Com Marcela, golpistas recolocam a mulher no lugar que o machismo sempre lhe reservou: o de primeira-dama assistencialista

Mulher só pode ser primeira-dama. Aí sim ela é aplaudida, elogiada e, quem sabe, ganha até presente do marido

Marcela Temer fala no lançamento do programa Criança Feliz. Foto: Antonio Cruz/Agência Brasil
Cynara Menezes
05 de outubro de 2016, 17h55

Se o ministro da Cultura, Marcelo Calero, não estivesse na Suíça, a foto oficial do lançamento do programa Criança Feliz repetiria o que já se tornou rotina na era Temer: só homens nos principais lugares da cerimônia. A ausência de Calero foi providencial. Sentada entre o ministro da Justiça, Alexandre de Moraes, e o senador José Medeiros, a interina da Cultura, Mariana Ribas, pôde servir de cota feminina e evitou que a primeira-dama Marcela Temer, designada “embaixadora” do programa, aparecesse cercada por engravatados nas imagens.

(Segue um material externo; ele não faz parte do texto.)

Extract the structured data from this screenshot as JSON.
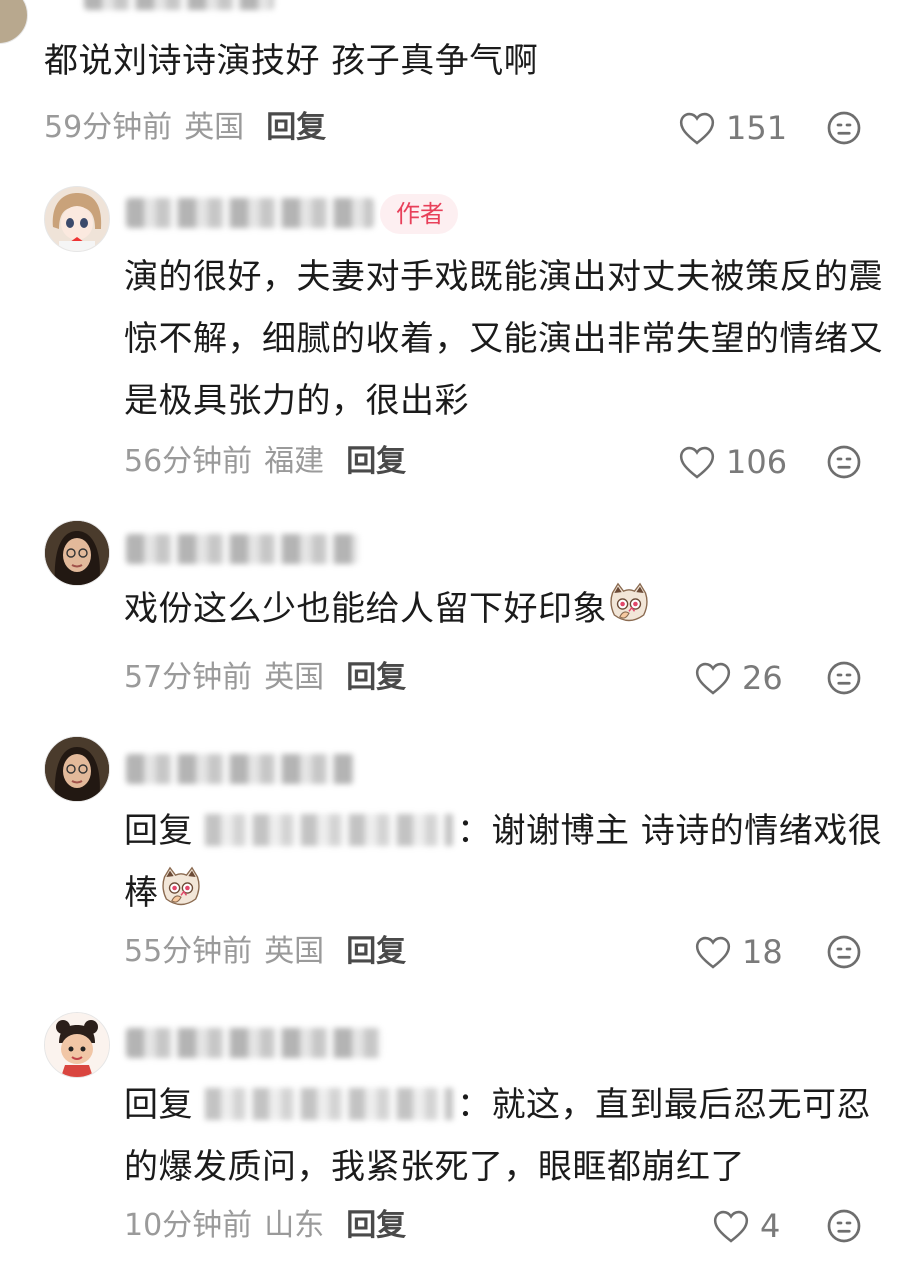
{
  "comments": [
    {
      "text": "都说刘诗诗演技好 孩子真争气啊",
      "time": "59分钟前",
      "place": "英国",
      "reply": "回复",
      "likes": "151"
    },
    {
      "author_badge": "作者",
      "text": "演的很好，夫妻对手戏既能演出对丈夫被策反的震惊不解，细腻的收着，又能演出非常失望的情绪又是极具张力的，很出彩",
      "time": "56分钟前",
      "place": "福建",
      "reply": "回复",
      "likes": "106"
    },
    {
      "text": "戏份这么少也能给人留下好印象",
      "time": "57分钟前",
      "place": "英国",
      "reply": "回复",
      "likes": "26"
    },
    {
      "reply_prefix": "回复",
      "text": "：谢谢博主 诗诗的情绪戏很棒",
      "time": "55分钟前",
      "place": "英国",
      "reply": "回复",
      "likes": "18"
    },
    {
      "reply_prefix": "回复",
      "text": "：就这，直到最后忍无可忍的爆发质问，我紧张死了，眼眶都崩红了",
      "time": "10分钟前",
      "place": "山东",
      "reply": "回复",
      "likes": "4"
    }
  ],
  "icons": {
    "like": "heart-outline-icon",
    "dislike": "neutral-face-icon",
    "emoji": "cat-emoji-icon"
  },
  "colors": {
    "accent": "#e8405a",
    "meta": "#9a9a9a",
    "text": "#1b1b1b"
  }
}
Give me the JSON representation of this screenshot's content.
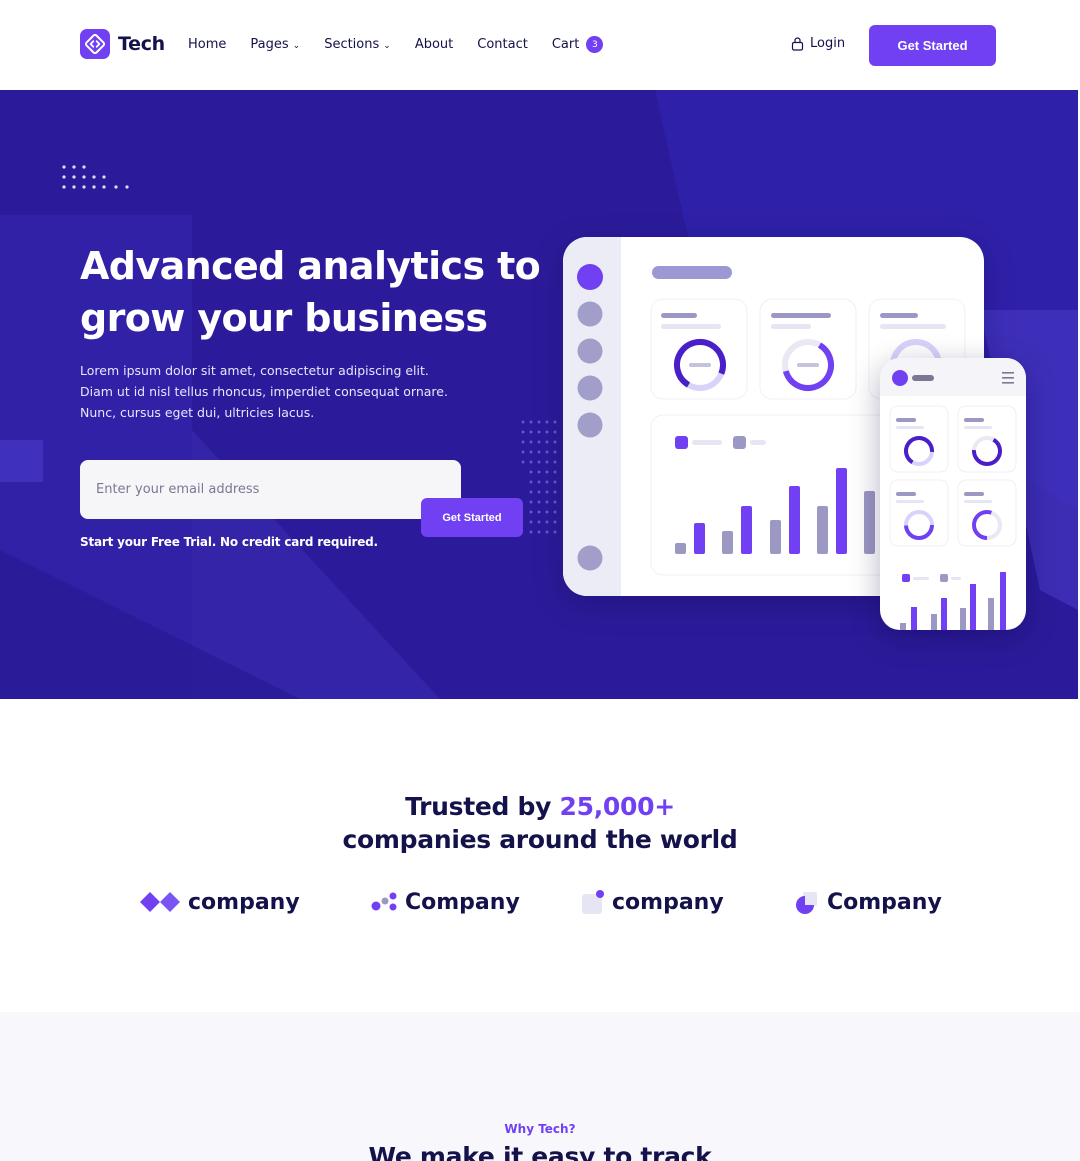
{
  "brand": {
    "name": "Tech",
    "accent": "#7040f2",
    "hero_bg": "#2b1b9a",
    "text_dark": "#14124a"
  },
  "nav": {
    "items": [
      {
        "label": "Home"
      },
      {
        "label": "Pages"
      },
      {
        "label": "Sections"
      },
      {
        "label": "About"
      },
      {
        "label": "Contact"
      },
      {
        "label": "Cart"
      }
    ],
    "cart_count": "3",
    "login_label": "Login",
    "cta_label": "Get Started"
  },
  "hero": {
    "title": "Advanced analytics to grow your business",
    "description": "Lorem ipsum dolor sit amet, consectetur adipiscing elit. Diam ut id nisl tellus rhoncus, imperdiet consequat ornare. Nunc, cursus eget dui, ultricies lacus.",
    "email_placeholder": "Enter your email address",
    "button_label": "Get Started",
    "note": "Start your Free Trial. No credit card required."
  },
  "trusted": {
    "prefix": "Trusted by ",
    "count": "25,000+",
    "suffix": "companies around the world",
    "companies": [
      {
        "name": "company",
        "icon": "diamond-logo-icon"
      },
      {
        "name": "Company",
        "icon": "dots-logo-icon"
      },
      {
        "name": "company",
        "icon": "square-dot-logo-icon"
      },
      {
        "name": "Company",
        "icon": "pie-logo-icon"
      }
    ]
  },
  "why": {
    "eyebrow": "Why Tech?",
    "title": "We make it easy to track"
  }
}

Trajando um delicado vestido azul claro com detalhes em renda, Marcela representava ali o protótipo da “mulher ideal” sob a ótica machista que norteia o governo do marido. Doce, linda, submissa, disposta a “ajudar” os mais necessitados, mãe e esposa. Fez inclusive questão de frisar que será um trabalho “voluntário”, afinal é casada, não precisa de salário. Em pouco mais de três minutos de um discurso vago e cheio de clichês, a primeira-dama transmitiu a defesa dos cuidados na primeira infância, assunto do qual se tornou especialista (ela é advogada de formação) apenas por ter um filho pequeno.

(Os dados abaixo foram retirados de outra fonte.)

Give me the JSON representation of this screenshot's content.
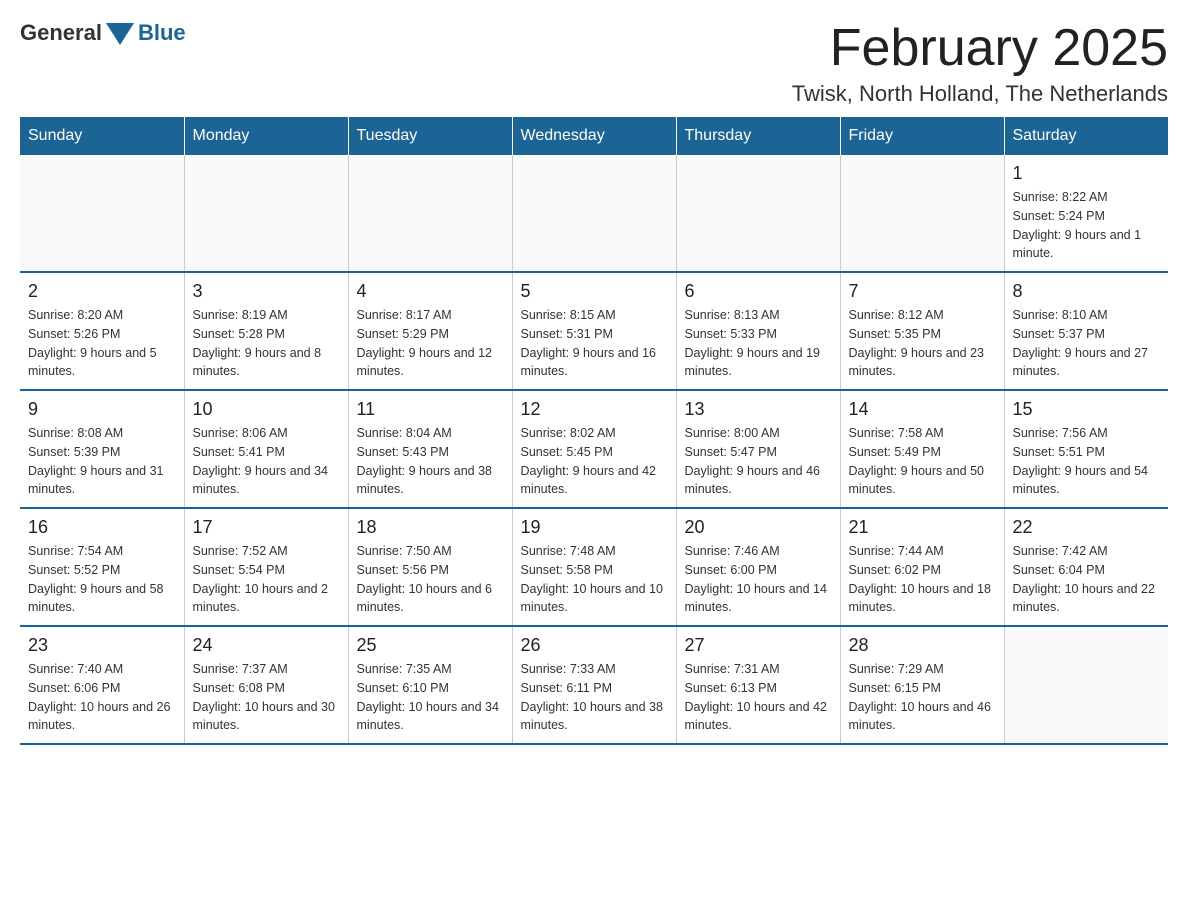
{
  "logo": {
    "general": "General",
    "blue": "Blue"
  },
  "title": "February 2025",
  "subtitle": "Twisk, North Holland, The Netherlands",
  "days_of_week": [
    "Sunday",
    "Monday",
    "Tuesday",
    "Wednesday",
    "Thursday",
    "Friday",
    "Saturday"
  ],
  "weeks": [
    [
      {
        "day": "",
        "info": ""
      },
      {
        "day": "",
        "info": ""
      },
      {
        "day": "",
        "info": ""
      },
      {
        "day": "",
        "info": ""
      },
      {
        "day": "",
        "info": ""
      },
      {
        "day": "",
        "info": ""
      },
      {
        "day": "1",
        "info": "Sunrise: 8:22 AM\nSunset: 5:24 PM\nDaylight: 9 hours and 1 minute."
      }
    ],
    [
      {
        "day": "2",
        "info": "Sunrise: 8:20 AM\nSunset: 5:26 PM\nDaylight: 9 hours and 5 minutes."
      },
      {
        "day": "3",
        "info": "Sunrise: 8:19 AM\nSunset: 5:28 PM\nDaylight: 9 hours and 8 minutes."
      },
      {
        "day": "4",
        "info": "Sunrise: 8:17 AM\nSunset: 5:29 PM\nDaylight: 9 hours and 12 minutes."
      },
      {
        "day": "5",
        "info": "Sunrise: 8:15 AM\nSunset: 5:31 PM\nDaylight: 9 hours and 16 minutes."
      },
      {
        "day": "6",
        "info": "Sunrise: 8:13 AM\nSunset: 5:33 PM\nDaylight: 9 hours and 19 minutes."
      },
      {
        "day": "7",
        "info": "Sunrise: 8:12 AM\nSunset: 5:35 PM\nDaylight: 9 hours and 23 minutes."
      },
      {
        "day": "8",
        "info": "Sunrise: 8:10 AM\nSunset: 5:37 PM\nDaylight: 9 hours and 27 minutes."
      }
    ],
    [
      {
        "day": "9",
        "info": "Sunrise: 8:08 AM\nSunset: 5:39 PM\nDaylight: 9 hours and 31 minutes."
      },
      {
        "day": "10",
        "info": "Sunrise: 8:06 AM\nSunset: 5:41 PM\nDaylight: 9 hours and 34 minutes."
      },
      {
        "day": "11",
        "info": "Sunrise: 8:04 AM\nSunset: 5:43 PM\nDaylight: 9 hours and 38 minutes."
      },
      {
        "day": "12",
        "info": "Sunrise: 8:02 AM\nSunset: 5:45 PM\nDaylight: 9 hours and 42 minutes."
      },
      {
        "day": "13",
        "info": "Sunrise: 8:00 AM\nSunset: 5:47 PM\nDaylight: 9 hours and 46 minutes."
      },
      {
        "day": "14",
        "info": "Sunrise: 7:58 AM\nSunset: 5:49 PM\nDaylight: 9 hours and 50 minutes."
      },
      {
        "day": "15",
        "info": "Sunrise: 7:56 AM\nSunset: 5:51 PM\nDaylight: 9 hours and 54 minutes."
      }
    ],
    [
      {
        "day": "16",
        "info": "Sunrise: 7:54 AM\nSunset: 5:52 PM\nDaylight: 9 hours and 58 minutes."
      },
      {
        "day": "17",
        "info": "Sunrise: 7:52 AM\nSunset: 5:54 PM\nDaylight: 10 hours and 2 minutes."
      },
      {
        "day": "18",
        "info": "Sunrise: 7:50 AM\nSunset: 5:56 PM\nDaylight: 10 hours and 6 minutes."
      },
      {
        "day": "19",
        "info": "Sunrise: 7:48 AM\nSunset: 5:58 PM\nDaylight: 10 hours and 10 minutes."
      },
      {
        "day": "20",
        "info": "Sunrise: 7:46 AM\nSunset: 6:00 PM\nDaylight: 10 hours and 14 minutes."
      },
      {
        "day": "21",
        "info": "Sunrise: 7:44 AM\nSunset: 6:02 PM\nDaylight: 10 hours and 18 minutes."
      },
      {
        "day": "22",
        "info": "Sunrise: 7:42 AM\nSunset: 6:04 PM\nDaylight: 10 hours and 22 minutes."
      }
    ],
    [
      {
        "day": "23",
        "info": "Sunrise: 7:40 AM\nSunset: 6:06 PM\nDaylight: 10 hours and 26 minutes."
      },
      {
        "day": "24",
        "info": "Sunrise: 7:37 AM\nSunset: 6:08 PM\nDaylight: 10 hours and 30 minutes."
      },
      {
        "day": "25",
        "info": "Sunrise: 7:35 AM\nSunset: 6:10 PM\nDaylight: 10 hours and 34 minutes."
      },
      {
        "day": "26",
        "info": "Sunrise: 7:33 AM\nSunset: 6:11 PM\nDaylight: 10 hours and 38 minutes."
      },
      {
        "day": "27",
        "info": "Sunrise: 7:31 AM\nSunset: 6:13 PM\nDaylight: 10 hours and 42 minutes."
      },
      {
        "day": "28",
        "info": "Sunrise: 7:29 AM\nSunset: 6:15 PM\nDaylight: 10 hours and 46 minutes."
      },
      {
        "day": "",
        "info": ""
      }
    ]
  ]
}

Os objetivos do programa são ainda mais vagos que o discurso de Marcela, denunciando que o Criança Feliz foi criado às pressas com a função de alojar a mulher de Temer. “O programa Criança Feliz atenderá crianças de 0 a 3 anos do cadastro do Bolsa Família, com a integração de ações de várias áreas, como saúde, assistência social, educação, justiça e cultura. O objetivo é oferecer às famílias mais informação e interação com suas crianças, para identificar oportunidades e riscos ao desenvolvimento infantil”, diz a página oficial do Palácio do Planalto. O que exatamente isso quer dizer?

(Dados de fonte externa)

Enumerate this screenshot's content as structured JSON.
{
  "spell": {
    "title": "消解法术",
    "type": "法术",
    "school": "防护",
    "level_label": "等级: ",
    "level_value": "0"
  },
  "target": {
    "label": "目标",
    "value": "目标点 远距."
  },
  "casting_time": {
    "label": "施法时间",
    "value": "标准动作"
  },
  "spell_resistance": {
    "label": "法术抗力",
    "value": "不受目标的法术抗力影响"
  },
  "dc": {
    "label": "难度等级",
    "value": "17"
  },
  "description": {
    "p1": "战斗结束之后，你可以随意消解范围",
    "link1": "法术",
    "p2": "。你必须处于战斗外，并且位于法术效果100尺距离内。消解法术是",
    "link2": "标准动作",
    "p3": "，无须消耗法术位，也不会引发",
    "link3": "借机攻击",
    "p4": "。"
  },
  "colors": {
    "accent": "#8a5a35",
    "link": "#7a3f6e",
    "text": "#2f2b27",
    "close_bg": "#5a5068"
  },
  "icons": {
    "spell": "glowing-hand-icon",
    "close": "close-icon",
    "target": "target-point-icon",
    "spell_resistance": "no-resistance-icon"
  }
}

Quanta diferença daquela senhora já passada em anos, grossa, acima do peso, ex-guerrilheira e mal vestida que ousava, imaginem, governar o país! Agora, sim, a mulher foi colocada em seu devido lugar, um lugar de onde nunca deveria ter saído: o de primeira-dama. Ora, como se não fosse uma honra estar ao lado do presidente da República, inclusive na intimidade. Para que mais, gente? Já diz o ditado, “atrás de todo grande homem existe uma grande mulher”, não é mesmo?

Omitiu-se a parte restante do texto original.